The first decrypting circuit X 33 decrypts the output of the first selector 64, i.e., the second encrypted key EMK(CK) by using the output of the first one-way function circuit A 32, i.e., the conversion key CK as a key. Accordingly, the internal key MK is generated/output from the first decrypting circuit X 33. The second decrypting circuit Y 34 decrypts the first input IN1, i.e., the first encrypted key EDK(MK) by using the output of the first decrypting circuit X 33, i.e., the internal key MK as a key. Accordingly, the final key DK is generated from the second decrypting circuit Y 34.
At this time, the output of the second selector 73 is also input into the comparator circuit 67 in the verifying circuit 65. The comparator circuit 67 checks whether or not the result of the redundancy calculation of the output of the second selector 73 coincides with the constant CRCfuse that is fuse-packaged in the constant storing circuit 66. Accordingly, it is possible to verify the validity of the second constant IDfuse stored in the seed generating portion 71.

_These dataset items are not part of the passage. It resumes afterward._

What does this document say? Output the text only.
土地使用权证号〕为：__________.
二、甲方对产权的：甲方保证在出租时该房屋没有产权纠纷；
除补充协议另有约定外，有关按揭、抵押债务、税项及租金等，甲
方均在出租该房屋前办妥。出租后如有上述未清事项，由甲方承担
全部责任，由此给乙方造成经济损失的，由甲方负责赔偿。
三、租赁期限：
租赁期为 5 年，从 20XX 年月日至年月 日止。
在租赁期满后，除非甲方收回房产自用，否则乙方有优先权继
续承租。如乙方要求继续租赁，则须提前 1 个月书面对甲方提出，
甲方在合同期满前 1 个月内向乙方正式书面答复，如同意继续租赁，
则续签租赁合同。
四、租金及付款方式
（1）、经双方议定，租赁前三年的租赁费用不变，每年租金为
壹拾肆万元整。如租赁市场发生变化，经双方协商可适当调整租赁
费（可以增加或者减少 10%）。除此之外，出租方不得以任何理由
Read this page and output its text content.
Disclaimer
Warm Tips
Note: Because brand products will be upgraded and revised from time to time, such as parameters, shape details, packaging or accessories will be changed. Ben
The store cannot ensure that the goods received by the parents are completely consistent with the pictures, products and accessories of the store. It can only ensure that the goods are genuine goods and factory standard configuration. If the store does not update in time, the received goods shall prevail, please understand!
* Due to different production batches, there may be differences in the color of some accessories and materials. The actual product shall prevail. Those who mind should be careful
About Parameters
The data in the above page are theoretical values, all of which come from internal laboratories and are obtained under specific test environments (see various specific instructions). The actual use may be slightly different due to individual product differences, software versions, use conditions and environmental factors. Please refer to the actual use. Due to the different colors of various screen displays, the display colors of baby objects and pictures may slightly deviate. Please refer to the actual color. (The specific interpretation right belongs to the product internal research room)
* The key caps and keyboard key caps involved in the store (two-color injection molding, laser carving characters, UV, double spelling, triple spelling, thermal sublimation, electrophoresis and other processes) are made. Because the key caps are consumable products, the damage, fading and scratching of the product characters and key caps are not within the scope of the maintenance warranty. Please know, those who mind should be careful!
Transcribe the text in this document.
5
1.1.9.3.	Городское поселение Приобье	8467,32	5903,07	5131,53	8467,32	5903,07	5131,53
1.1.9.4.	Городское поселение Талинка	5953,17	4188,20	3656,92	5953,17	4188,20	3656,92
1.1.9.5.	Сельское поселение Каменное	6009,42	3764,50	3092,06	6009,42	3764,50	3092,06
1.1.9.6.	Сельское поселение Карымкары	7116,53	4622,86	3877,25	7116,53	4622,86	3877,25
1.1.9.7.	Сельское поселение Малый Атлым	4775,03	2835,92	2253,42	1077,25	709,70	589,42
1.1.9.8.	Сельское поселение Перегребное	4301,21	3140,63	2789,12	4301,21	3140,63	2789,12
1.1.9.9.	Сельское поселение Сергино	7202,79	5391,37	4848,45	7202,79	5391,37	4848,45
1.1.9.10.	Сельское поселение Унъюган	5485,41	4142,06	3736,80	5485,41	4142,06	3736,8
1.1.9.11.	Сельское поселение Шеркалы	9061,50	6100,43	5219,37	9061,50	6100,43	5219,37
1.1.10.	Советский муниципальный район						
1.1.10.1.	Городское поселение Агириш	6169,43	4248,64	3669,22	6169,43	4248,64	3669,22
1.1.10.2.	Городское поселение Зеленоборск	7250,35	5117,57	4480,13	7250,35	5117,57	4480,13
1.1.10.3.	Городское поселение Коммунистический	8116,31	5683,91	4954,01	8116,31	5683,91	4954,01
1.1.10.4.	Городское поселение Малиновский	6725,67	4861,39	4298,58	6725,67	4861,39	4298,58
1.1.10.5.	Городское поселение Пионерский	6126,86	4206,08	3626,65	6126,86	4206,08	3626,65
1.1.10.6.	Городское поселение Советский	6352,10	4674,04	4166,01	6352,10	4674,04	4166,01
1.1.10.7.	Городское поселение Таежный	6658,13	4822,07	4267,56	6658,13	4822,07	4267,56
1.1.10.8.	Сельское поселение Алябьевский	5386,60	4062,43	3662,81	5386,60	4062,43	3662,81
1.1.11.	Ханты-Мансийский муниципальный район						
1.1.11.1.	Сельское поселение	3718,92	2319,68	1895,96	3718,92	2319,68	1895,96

In the above key packaging system in the prior art, there exists the circumstance that it is unfeasible to specify the maker who manufactured the terminal device, the system LSI, or the memory portion by the illegally flown-out device, the system LSI, or the memory portion. Also, in the case where particular security information were run out, a great deal of terminal devices or system LSIs that are able to operate normally can be manufactured by copying such particular security information. Thus, there exists the circumstance that it is unfeasible to protect the copyright completely.